The renewal process of the independence of Latvia in the turn of the 1980’s-1990’s took place parallel with changes throughout Mikhail Gorbachev’s led Soviet Union, in which Latvia was unlawfully incorporated in 1940. However, in the Baltic States and Latvia the current issues, demands and popular movement of 1987-1991 differed significantly from the processes in the other parts of the USSR.
Characteristic to the process of change in the Baltics was the significance of history and past events. The evaluation of the concealed and undesirable topics to the Soviet regime, such as the division of Eastern Europe countries between totalitarian powers after the secret agreement between Hitler and Stalin in 1939, the occupation of Latvia in 1940, the Soviet repressions and mass deportations, were publically expressed after 1987. Memories of the past, including Latvia’s “voluntary joining the USSR”, differed radically from the official Soviet history of the 20th century that had existed for decades. Public events were held on the commemoration days of the Soviet power’s deportations of Latvia’s population and on other important historical dates already starting from 1987. The memories of the independent Republic of Latvia and the experience of the totalitarian powers’ repressions were still alive in the society. They permitted to strengthen the confidence of restoring national independence from the USSR rapidly and clearly.
The period from 1987 to 1991 has obtained the title The Third Awakening, which also is a straight reference to the Latvian historical experience. Academician Jānis Stradiņš formulated and substantiated the term.

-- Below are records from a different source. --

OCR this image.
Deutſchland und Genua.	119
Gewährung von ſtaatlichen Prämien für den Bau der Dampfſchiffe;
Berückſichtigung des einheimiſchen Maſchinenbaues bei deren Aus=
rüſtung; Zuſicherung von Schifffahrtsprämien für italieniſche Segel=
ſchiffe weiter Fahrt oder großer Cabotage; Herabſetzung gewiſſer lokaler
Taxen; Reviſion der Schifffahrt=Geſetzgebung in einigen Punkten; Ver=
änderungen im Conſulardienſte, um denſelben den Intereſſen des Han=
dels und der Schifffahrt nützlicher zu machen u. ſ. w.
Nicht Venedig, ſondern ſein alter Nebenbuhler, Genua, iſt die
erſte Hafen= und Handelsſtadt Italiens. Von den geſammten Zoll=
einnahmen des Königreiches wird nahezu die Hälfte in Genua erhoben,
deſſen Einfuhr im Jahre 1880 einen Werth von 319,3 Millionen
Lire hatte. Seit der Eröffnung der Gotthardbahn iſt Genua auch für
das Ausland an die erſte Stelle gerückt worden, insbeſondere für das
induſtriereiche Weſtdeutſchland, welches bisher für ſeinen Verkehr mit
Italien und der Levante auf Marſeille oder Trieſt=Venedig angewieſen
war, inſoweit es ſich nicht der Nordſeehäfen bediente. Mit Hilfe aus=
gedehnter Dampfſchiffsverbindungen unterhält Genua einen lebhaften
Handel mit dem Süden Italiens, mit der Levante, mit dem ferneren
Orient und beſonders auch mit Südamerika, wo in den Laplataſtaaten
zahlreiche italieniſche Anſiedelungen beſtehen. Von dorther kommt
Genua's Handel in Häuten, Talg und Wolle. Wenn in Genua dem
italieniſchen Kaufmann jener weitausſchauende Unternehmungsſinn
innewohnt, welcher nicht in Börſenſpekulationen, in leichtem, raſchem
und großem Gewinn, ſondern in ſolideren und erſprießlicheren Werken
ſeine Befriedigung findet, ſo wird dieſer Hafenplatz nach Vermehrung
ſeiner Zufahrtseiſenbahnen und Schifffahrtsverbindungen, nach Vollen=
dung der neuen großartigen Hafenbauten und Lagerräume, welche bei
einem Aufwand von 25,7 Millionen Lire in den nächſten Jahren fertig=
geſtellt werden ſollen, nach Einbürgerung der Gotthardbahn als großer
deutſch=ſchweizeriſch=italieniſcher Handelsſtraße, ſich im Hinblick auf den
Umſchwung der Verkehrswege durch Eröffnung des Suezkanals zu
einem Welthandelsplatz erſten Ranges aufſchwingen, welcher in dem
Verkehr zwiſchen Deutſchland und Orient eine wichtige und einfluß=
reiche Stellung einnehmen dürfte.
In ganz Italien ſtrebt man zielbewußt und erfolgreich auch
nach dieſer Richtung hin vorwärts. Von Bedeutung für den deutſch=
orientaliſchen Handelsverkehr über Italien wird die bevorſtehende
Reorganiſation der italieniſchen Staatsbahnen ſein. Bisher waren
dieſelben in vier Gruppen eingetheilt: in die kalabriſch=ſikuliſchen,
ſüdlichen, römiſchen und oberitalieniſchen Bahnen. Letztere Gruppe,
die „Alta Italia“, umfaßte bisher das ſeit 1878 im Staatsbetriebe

He considered that historical and cultural heritage, awareness to the importance of Latvian language and its essential role in the development process of nation in the end of 1980’s can be compared with the importance of the Young Latvian movement in the middle of the 19th century (The First Awakening) and the declaration of the state’s independence and its gaining in 1918-1920 (The Second Awakening).
The first public actions organized by the human rights group ”Helsinki-86” were held in Riga on 14 June and 23 August, 1987. The questions concerning nature protection, unreasoned industrialization and immigration, discussions about the building of Daugavpils hydro-electric power station and subway of Riga caused wide response and interest. The Environmental Protection Club (abbr. in Latvian VAK) was founded in 1987.
The political demands – the increase of the autonomy of Latvia, the protection of Latvian language and culture, the restriction of migration – were marked stricter in 1988. The Latvian National Independence Movement (abbr. in Latvian LNNK) held radical position. The discussions in the press, rallies with thousands of participants, the emergence of new non-governmental organizations in 1988 indicated that the crucial issues were not only the point of view of a narrow interest group, but a manifestation of the nation’s problems. The situation of Latvian culture and language, demographic problems, concealed issues of history were discussed in the plenum of Creative Unions, held on 1-2 June, 1988.
The founding congress of the Popular Front of Latvia (PFL, abbr. in Latvian LTF) was held on 8-9 October, 1988. The PFL became the largest non-governmental organization in the history of Latvia. It united around 100 000 people in a few months’ time. Initially, its political aims were focused on the sovereignty of Latvia within the USSR, but the PFL stood up for the restoration of the independence of Latvia already in May, 1989. Nation’s support was attested by the convincing victory of the PFL in the first free elections of the Supreme Council of Latvian SSR held on 18 March, 1990. The Supreme Council adopted Declaration “On the Restoration of Independence of the Republic of Latvia” at its first session held on 4 May, 1990. With it the work of the Constitution of Latvia (Satversme) adopted in 1922, was renewed, setting the transitional period of the restoration of independence.
After the adoption of the declaration, the confrontation between the Supreme Council, which was supported by the majority of the population of Latvia, and the defenders of the “old order” escalated. The culmination of the confrontation was the barricades of January, 1991, when after the soviet forces attacked Vilnius Television Centre, thousands of Latvian residents gathered in Riga to defend the strategically important objects. The structures of Moscow’s forces continued provocations in spring and summer, 1991. The last attempt to restore the old regime took place on 19-21 August, 1991, when in Moscow was an armed takeover. Radio, TV, telephone exchange were occupied in Riga, but democratic forces won in Moscow. The Constitutional law “On the Status of Statehood of the Republic of Latvia” was adopted on 21 August, 1991. The independence of the Republic of Latvia was restored de facto.